114:00 — Exploiting Negative Curvature in Conjunction with Adaptive Sampling: Theoretical Results and a Practical Algorithm

With the emergence of deep learning in recent years, nonconvex optimization has gained more interest and focus, but its nonconvex properties bring us great challenges in algorithm design. Our goal is to develop algorithms that have second-order convergence and affordable complexity so that they can be used for large-scale problems. Therefore, we’ll exploit negative curvature with adaptive sampling strategy. First, we provide the convergence result for the deterministic setting where the gradients and Hessians are inexact. In the second part, I want to show our result in the stochastic setting where the gradients are constructed by random samples. Except for the theory part, I’ll also talk about our practical algorithm which is the Newton-CG method with negative curvature detection and adaptive sampling. Our experiment results on different nonconvex problems are shown after that.

214:30 — Solving large-scale nonlinear least-squares with random Gauss-Newton models

We address the solution of large-scale nonlinear least-squares problems by stochastic Gauss-Newton methods combined with a line-search strategy. The algorithms proposed have per-iteration computational complexity lower than classical deterministic methods, due to the employment of random models inspired by randomized linear algebra tools. Under suitable assumptions, the stochastic optimization procedures can achieve a desired level of accuracy in the first-order optimality condition. We discuss the construction of the random models and the iteration complexity results to drive the gradient below a prescribed accuracy, then we present results from our computational experience.
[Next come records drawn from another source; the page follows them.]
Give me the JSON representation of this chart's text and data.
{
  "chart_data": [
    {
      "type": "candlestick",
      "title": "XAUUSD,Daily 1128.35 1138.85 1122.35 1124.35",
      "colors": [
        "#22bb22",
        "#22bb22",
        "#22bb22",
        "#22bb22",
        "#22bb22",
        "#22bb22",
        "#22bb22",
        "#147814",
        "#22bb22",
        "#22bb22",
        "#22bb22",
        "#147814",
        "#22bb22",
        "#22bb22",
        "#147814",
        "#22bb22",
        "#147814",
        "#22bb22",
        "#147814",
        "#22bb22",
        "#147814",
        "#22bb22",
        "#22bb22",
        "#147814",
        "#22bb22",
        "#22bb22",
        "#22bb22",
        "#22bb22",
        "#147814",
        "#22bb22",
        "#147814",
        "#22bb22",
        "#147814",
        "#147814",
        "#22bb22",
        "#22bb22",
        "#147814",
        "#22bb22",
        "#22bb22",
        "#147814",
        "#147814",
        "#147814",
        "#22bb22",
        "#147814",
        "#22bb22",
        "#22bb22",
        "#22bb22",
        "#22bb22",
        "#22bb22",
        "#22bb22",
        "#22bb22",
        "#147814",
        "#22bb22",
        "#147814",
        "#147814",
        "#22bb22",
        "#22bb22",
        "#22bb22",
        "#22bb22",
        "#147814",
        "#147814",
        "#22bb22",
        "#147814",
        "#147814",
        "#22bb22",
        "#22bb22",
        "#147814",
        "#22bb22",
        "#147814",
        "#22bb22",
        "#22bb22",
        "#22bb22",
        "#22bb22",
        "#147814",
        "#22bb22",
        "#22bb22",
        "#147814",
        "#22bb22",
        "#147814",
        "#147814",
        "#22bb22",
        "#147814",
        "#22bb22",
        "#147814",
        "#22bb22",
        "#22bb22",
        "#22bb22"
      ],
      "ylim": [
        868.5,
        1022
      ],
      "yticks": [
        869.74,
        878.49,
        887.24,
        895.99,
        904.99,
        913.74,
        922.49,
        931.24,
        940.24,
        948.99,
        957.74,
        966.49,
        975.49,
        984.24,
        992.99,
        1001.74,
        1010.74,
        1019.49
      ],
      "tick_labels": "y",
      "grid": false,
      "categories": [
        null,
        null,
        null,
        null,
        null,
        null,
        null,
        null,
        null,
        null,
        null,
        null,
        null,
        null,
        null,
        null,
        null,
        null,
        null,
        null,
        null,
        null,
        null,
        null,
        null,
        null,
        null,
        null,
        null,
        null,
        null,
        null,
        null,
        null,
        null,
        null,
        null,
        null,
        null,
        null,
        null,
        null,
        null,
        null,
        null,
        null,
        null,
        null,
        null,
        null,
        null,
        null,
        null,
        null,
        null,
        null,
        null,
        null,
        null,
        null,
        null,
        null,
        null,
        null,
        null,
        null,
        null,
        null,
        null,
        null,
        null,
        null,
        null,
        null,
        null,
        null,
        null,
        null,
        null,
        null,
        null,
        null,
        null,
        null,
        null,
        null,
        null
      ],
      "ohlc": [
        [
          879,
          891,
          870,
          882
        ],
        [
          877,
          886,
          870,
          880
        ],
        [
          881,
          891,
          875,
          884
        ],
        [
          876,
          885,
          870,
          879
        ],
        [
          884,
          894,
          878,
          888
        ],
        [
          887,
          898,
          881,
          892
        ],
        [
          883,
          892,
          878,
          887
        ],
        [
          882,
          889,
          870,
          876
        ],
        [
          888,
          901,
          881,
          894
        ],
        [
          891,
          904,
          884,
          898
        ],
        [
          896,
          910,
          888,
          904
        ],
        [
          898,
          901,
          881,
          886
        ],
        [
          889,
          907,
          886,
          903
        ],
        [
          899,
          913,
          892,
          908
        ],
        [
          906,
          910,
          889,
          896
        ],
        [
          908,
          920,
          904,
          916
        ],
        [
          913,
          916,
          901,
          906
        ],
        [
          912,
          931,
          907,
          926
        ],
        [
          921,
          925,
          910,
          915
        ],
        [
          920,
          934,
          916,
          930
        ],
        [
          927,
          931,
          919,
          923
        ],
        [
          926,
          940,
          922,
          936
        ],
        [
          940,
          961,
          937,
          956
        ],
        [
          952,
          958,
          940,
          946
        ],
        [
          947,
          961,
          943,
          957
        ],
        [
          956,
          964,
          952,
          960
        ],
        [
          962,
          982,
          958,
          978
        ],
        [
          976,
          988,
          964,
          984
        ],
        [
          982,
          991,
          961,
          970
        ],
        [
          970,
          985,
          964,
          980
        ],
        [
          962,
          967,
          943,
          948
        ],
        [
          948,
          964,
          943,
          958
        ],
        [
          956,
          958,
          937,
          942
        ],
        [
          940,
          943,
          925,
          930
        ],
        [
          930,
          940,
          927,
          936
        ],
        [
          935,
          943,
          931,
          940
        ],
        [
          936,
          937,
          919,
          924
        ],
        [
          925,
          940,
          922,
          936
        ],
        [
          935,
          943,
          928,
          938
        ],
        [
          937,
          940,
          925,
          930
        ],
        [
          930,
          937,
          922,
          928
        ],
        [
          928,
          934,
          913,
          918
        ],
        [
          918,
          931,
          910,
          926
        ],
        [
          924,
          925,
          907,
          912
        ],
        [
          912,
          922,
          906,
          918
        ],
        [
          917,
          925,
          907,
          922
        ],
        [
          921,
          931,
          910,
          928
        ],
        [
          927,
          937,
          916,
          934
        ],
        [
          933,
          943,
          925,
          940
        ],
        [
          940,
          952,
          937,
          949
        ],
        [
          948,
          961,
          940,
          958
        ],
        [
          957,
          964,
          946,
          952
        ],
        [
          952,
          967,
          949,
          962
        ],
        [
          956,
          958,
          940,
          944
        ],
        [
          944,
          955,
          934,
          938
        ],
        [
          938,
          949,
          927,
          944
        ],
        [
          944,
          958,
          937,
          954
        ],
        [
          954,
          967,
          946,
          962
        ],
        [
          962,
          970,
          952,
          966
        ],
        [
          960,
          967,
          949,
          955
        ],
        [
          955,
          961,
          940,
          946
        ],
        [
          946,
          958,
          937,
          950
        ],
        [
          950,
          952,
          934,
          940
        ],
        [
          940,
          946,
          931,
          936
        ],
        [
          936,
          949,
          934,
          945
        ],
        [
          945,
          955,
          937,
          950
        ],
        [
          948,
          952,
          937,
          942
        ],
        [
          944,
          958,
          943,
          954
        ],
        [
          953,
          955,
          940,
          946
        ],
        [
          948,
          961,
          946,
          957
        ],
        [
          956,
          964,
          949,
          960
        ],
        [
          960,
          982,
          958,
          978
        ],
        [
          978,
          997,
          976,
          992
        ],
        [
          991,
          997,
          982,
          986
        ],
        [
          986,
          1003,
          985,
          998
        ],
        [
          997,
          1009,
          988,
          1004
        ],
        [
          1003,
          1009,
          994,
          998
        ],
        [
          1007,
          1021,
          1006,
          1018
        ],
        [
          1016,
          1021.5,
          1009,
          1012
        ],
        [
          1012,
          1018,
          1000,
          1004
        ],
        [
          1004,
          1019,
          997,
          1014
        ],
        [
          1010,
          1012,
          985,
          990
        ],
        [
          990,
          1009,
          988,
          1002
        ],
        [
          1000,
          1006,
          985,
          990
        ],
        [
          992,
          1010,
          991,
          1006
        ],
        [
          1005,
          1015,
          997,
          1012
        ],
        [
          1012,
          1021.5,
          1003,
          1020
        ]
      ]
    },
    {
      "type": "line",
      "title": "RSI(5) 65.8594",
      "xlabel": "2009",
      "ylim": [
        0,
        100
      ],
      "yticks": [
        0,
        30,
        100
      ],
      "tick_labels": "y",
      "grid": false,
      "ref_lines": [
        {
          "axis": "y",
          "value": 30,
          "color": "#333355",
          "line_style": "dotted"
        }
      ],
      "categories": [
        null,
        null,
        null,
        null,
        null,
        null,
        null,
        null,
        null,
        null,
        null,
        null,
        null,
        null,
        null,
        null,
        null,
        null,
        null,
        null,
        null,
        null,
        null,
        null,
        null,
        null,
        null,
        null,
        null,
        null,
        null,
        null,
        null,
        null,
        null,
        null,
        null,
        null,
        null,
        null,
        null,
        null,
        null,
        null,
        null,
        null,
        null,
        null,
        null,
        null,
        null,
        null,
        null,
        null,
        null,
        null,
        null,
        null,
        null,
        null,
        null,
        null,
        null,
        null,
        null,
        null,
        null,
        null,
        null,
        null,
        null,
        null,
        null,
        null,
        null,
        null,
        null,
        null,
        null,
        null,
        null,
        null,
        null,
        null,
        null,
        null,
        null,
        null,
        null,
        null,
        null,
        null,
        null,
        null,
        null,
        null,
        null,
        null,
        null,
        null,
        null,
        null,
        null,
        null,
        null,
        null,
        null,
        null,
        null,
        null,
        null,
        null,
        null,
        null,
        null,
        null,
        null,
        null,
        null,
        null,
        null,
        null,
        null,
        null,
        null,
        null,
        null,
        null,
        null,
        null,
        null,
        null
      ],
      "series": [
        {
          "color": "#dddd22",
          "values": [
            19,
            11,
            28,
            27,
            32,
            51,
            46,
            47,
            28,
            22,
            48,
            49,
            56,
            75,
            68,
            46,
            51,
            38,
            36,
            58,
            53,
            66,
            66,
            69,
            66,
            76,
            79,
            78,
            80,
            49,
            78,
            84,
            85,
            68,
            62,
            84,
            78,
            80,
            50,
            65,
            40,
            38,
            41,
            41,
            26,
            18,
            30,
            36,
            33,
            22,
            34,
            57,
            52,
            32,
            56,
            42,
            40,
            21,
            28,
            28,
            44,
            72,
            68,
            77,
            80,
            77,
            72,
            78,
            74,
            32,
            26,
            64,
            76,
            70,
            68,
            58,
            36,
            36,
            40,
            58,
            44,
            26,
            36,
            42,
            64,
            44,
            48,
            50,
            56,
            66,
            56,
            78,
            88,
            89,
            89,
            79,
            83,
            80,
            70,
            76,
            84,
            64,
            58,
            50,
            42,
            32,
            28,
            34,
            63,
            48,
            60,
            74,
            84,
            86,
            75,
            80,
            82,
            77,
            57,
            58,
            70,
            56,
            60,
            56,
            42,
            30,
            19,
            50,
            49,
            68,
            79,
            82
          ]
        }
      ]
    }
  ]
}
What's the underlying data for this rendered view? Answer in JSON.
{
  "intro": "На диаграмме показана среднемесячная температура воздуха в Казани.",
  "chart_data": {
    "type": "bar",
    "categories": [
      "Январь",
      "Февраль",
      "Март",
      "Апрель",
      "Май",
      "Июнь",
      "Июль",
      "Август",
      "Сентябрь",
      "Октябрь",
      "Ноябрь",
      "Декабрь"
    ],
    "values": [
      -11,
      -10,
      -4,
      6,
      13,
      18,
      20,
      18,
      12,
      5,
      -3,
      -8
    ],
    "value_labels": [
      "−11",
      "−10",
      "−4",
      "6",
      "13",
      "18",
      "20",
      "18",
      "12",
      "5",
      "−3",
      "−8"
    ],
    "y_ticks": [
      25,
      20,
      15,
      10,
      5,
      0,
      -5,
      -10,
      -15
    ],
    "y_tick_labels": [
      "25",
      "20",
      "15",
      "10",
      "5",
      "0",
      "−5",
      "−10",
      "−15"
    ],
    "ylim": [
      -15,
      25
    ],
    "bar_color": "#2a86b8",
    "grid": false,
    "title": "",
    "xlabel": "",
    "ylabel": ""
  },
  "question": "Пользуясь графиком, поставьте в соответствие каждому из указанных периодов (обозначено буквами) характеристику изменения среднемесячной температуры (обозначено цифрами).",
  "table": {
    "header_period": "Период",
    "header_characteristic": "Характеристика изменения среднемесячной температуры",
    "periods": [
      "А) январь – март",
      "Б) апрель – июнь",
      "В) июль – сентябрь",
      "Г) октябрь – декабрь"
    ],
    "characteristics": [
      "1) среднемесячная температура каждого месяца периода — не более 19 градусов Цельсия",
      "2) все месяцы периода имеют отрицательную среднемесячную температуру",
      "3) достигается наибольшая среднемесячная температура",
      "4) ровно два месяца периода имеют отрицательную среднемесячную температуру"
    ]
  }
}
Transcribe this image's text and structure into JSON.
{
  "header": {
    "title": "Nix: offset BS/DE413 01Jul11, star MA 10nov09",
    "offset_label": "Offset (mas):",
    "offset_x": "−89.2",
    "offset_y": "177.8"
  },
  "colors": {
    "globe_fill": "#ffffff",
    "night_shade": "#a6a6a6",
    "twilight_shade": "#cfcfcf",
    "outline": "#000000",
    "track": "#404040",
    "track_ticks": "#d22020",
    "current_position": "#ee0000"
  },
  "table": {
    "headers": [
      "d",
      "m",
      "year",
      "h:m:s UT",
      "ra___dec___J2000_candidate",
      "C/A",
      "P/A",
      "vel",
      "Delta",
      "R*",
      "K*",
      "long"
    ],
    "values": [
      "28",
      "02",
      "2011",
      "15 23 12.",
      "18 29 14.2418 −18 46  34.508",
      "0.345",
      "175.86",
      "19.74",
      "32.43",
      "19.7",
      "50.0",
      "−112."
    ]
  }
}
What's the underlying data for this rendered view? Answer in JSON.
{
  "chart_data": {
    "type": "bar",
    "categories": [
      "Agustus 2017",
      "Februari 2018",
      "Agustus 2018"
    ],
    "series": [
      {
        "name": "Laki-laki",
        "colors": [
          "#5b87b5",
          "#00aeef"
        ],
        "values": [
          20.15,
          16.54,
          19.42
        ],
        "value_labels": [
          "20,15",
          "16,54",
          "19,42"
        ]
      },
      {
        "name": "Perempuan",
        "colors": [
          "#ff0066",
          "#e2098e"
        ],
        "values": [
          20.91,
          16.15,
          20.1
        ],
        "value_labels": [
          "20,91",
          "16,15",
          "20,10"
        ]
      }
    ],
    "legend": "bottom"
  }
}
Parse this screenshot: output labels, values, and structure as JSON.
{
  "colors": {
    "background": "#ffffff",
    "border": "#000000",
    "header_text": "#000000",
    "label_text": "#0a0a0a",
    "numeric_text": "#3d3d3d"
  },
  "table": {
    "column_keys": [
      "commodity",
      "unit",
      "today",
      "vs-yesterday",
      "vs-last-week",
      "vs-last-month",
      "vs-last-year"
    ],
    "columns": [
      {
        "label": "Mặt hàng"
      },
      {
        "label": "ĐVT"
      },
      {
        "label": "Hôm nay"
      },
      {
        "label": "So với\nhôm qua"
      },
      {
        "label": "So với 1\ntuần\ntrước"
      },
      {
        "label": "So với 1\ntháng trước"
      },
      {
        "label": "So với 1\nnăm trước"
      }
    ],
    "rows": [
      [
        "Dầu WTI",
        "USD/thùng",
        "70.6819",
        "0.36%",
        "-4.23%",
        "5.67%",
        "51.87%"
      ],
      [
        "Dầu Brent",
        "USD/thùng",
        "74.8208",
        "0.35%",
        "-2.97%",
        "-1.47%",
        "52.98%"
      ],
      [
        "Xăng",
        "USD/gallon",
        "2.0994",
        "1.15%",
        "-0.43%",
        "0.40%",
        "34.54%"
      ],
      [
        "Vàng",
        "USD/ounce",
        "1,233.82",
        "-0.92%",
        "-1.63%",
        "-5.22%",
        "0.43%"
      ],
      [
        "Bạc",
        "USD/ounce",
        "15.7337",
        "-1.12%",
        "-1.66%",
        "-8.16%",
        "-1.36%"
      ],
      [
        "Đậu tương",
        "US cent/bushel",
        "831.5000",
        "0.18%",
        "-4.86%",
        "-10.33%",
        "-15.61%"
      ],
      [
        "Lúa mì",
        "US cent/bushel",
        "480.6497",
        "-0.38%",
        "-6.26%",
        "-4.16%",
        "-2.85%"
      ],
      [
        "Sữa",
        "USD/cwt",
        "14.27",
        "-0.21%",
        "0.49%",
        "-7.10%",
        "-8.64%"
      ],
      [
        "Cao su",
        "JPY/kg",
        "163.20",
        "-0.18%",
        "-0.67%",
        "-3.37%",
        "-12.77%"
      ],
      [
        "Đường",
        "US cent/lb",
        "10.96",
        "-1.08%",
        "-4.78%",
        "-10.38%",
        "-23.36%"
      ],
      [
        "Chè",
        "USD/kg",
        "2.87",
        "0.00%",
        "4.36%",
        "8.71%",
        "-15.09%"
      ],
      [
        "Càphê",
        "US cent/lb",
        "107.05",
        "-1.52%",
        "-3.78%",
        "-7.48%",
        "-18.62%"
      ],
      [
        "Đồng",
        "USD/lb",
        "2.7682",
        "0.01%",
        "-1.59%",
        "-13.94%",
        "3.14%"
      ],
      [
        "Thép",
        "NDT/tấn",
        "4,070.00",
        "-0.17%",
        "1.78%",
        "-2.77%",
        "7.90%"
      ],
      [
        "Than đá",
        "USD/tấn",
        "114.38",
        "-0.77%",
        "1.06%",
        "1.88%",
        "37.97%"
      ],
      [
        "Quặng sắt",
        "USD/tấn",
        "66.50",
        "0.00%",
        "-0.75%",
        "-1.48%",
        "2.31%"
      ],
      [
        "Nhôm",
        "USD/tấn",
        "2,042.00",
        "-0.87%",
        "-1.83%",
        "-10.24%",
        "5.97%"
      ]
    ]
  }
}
315:00 — A stochastic gradient method with variance control and variable learning rate for Deep Learning

In this talk we present a stochastic gradient algorithm which rules the increase of the mini-batch size in a predefined fashion and automatically adjusts the learning rate by means of a monotone or non-monotone line search procedure. The mini-batch size is incremented at a suitable a priori rate throughout the iterative process in order that the variance of the stochastic gradients is progressively reduced. The a priori rate is not subject to restrictive assumptions, allowing for the possibility of a slow increase in the mini-batch size. On the other hand, the learning rate can non-monotonically vary along the iterations, as long as it is appropriately bounded. Convergence results for the proposed method are provided for both convex and non convex objective functions. Moreover it can be proved that the algorithm enjoys a global linear rate of convergence on strongly convex functions. The low per-iteration cost, the limited memory requirements and the robustness against the hyperparameters setting make the suggested approach well-suited for implementation within the deep learning framework, also for GPGPU-equipped architectures. Numerical results on training deep neural networks for multi-class image classification show a promising behaviour of the proposed scheme with respect to similar state of the art competitors.

415:30 — Probabilistic Trust Region method for solving Multi-objective Problems

The problem considered is a multi-objective optimization problem, in which the goal is to find an optimal value of a vector function representing various criteria. An algorithm which utilizes trust region framework with probabilistic model functions able to cope with noisy problems and approximate functions and their derivatives is derived and analysed. We prove the almost sure convergence of the proposed algorithm to a Pareto critical point if the model functions are good approximations in probabilistic sense. Numerical results demonstrate effectiveness of the probabilistic trust region by comparing it to competitive stochastic multi-objective solvers. The application in supervised machine learning is showcased by training non discriminatory Logistic Regression models on different size data groups. Additionally, we use several test examples with irregularly shaped fronts to exibit the efficiency of the algorithm.